JOHN T. COOK AND DEBORAH A. FRANK
As pediatric researchers and as parents, we know that the cry of a hungry baby and the older child's "Mommy, I'm hungry" signal one of the most compelling of human needs for survival, health and learning -- the need for adequate nutrition. While starvation can be forestalled with marginal food intakes, we know that even subtle deficits in the quantity and quality of food in children's diets affect their health, cognitive development and learning. Sick and hungry children are never "school ready."
In technical terms, pediatric researchers and clinicians are troubled by the increasing number of American children and families afflicted by "food insecurity." That's the inability, because of financial constraints, to consistently obtain food of sufficient quantity or quality for an active and healthy life.

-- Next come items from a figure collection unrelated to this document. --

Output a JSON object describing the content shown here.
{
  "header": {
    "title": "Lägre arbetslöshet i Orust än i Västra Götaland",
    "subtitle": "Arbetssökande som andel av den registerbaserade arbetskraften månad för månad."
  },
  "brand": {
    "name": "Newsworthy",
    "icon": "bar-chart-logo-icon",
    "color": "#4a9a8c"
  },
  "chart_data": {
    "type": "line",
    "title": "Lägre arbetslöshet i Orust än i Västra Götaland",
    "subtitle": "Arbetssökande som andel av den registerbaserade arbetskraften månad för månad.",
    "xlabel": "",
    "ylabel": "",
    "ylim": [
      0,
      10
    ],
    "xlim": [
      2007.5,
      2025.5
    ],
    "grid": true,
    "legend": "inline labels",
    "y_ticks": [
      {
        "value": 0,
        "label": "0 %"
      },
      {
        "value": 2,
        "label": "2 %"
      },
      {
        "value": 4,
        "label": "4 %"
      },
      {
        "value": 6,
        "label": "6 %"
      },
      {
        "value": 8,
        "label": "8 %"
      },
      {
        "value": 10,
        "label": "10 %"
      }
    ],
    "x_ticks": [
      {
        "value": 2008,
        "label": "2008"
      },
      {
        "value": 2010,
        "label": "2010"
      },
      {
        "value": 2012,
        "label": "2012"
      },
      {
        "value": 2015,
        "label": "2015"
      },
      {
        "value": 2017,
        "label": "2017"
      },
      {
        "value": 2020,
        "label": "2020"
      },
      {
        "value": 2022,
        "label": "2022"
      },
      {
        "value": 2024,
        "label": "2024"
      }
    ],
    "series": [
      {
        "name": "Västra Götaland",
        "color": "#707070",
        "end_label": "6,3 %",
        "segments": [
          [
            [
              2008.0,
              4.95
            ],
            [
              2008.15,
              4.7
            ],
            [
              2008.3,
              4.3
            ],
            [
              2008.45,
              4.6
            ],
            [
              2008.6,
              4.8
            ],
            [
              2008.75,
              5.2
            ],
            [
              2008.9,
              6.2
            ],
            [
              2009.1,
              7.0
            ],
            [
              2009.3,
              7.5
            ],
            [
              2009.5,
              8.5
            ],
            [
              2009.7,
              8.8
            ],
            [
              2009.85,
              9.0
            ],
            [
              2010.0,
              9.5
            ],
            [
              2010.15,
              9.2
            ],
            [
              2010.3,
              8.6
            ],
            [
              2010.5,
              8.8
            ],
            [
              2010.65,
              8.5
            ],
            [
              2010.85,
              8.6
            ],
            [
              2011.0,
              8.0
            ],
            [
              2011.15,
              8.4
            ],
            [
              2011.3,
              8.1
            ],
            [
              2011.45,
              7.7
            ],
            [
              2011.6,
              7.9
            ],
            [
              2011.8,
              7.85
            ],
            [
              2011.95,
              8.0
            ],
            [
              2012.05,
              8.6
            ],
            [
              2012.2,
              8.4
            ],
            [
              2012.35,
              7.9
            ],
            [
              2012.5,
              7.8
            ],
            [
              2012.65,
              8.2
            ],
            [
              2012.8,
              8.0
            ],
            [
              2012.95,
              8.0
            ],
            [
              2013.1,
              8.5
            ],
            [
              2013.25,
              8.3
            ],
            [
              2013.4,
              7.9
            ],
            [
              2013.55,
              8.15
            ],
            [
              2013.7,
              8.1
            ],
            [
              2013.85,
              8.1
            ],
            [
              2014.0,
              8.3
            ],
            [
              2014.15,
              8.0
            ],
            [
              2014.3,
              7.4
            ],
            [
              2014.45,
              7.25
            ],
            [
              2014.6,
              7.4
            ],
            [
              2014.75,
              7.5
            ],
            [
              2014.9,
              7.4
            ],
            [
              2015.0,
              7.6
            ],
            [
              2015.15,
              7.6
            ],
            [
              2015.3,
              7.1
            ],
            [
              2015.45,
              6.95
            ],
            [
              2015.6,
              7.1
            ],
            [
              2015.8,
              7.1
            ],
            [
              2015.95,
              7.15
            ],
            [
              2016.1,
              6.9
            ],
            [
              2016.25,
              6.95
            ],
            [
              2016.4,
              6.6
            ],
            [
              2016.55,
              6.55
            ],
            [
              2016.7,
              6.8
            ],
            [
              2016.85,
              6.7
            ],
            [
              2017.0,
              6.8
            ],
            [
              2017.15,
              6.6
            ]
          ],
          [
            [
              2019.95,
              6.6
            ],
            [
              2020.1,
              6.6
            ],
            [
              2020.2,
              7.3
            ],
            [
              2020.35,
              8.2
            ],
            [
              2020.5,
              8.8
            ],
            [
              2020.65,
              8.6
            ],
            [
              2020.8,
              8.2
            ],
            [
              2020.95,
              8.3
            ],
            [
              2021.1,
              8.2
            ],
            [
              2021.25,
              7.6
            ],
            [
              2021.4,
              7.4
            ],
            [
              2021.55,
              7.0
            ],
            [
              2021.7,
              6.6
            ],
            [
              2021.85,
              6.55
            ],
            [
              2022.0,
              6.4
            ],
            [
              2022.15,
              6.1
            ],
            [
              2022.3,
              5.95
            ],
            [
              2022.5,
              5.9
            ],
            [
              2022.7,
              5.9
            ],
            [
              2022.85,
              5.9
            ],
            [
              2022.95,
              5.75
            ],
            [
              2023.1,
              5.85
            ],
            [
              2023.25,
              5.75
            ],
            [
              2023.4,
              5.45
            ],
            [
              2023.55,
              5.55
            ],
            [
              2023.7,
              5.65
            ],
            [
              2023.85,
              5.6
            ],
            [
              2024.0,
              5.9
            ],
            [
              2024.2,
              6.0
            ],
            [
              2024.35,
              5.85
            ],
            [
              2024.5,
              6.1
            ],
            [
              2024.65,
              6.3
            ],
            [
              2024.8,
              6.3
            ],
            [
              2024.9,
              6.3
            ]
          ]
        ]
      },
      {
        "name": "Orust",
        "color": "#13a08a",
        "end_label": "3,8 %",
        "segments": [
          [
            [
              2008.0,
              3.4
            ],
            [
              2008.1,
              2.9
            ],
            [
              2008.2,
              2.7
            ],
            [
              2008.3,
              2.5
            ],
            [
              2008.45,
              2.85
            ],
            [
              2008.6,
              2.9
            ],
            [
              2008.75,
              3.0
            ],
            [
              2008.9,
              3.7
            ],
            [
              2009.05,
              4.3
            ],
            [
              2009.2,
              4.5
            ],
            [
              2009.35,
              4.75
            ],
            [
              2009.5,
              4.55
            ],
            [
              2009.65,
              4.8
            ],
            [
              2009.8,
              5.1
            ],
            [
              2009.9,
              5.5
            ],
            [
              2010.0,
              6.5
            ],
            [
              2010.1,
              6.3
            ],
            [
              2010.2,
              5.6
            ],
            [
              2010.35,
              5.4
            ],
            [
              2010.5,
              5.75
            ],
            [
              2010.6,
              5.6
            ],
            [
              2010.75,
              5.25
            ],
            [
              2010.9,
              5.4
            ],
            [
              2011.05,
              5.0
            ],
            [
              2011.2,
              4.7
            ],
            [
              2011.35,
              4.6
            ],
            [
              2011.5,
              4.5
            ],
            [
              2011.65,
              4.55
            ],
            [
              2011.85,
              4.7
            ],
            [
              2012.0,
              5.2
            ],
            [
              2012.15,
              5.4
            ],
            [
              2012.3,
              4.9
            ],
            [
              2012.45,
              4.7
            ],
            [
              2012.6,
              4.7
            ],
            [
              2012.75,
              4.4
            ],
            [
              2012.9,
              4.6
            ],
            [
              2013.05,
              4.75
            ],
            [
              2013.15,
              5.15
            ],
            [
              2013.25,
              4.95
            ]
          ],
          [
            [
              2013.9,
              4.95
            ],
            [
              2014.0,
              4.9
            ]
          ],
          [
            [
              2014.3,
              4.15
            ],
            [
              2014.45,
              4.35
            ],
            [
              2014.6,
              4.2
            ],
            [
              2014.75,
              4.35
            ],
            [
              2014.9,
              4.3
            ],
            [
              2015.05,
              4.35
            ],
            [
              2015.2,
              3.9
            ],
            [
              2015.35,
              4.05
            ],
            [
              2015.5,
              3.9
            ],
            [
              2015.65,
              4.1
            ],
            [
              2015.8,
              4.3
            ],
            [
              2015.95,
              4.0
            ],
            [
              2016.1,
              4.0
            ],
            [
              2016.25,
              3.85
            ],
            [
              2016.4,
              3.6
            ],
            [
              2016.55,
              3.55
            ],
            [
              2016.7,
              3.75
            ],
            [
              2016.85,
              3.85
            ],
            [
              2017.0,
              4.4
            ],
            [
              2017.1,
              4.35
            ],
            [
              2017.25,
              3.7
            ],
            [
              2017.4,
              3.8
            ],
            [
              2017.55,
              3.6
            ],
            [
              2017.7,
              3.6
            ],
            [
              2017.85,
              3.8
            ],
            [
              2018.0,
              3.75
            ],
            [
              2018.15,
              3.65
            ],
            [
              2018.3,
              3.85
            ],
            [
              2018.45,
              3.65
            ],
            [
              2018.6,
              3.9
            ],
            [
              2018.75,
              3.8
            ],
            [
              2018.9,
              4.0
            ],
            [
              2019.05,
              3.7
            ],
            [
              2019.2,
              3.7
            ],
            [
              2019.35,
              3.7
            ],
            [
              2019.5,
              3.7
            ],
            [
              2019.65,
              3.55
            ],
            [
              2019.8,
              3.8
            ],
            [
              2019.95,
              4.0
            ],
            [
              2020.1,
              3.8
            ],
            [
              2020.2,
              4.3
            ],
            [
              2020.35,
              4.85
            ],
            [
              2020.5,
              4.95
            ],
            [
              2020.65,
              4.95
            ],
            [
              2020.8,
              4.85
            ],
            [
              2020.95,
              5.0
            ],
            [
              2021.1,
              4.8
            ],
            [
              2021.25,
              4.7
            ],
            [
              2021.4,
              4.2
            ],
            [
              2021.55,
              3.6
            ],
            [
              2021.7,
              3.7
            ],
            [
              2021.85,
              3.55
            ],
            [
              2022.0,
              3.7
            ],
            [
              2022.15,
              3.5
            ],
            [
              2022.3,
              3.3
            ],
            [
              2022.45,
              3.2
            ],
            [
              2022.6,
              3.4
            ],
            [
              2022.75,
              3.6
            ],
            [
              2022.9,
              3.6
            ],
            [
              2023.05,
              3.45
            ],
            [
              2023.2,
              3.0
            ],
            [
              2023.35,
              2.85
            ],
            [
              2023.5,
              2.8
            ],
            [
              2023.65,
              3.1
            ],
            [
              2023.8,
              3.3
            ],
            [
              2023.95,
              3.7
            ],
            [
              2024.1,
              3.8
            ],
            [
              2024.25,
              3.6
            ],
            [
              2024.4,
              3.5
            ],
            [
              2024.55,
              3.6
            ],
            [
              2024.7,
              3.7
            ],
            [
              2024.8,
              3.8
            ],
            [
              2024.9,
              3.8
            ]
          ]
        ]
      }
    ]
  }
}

In 2002, the latest year for which data are available, 34.9 million Americans lived in food-insecure households, 21.8 million adults and 13.1 million children. From 1996 to 2002, the proportion of households in Washington without sufficient nutritious food averaged 12.7 percent, among the highest state prevalence rates in the country.
Parents of our young patients tell us that the adequacy of their children's meals varies with monthly pay and benefits cycles. Children get enough to eat at the beginning of the month but two weeks later, after all the household's money is spent on rent, gasoline and utilities, they go hungry or fill their stomachs with nutrient-deficient fillers such as diluted juice, oatmeal made with only water or inexpensive high-fat sweetened foods. In winter, this process is sometimes grimly referred to as "heat or eat."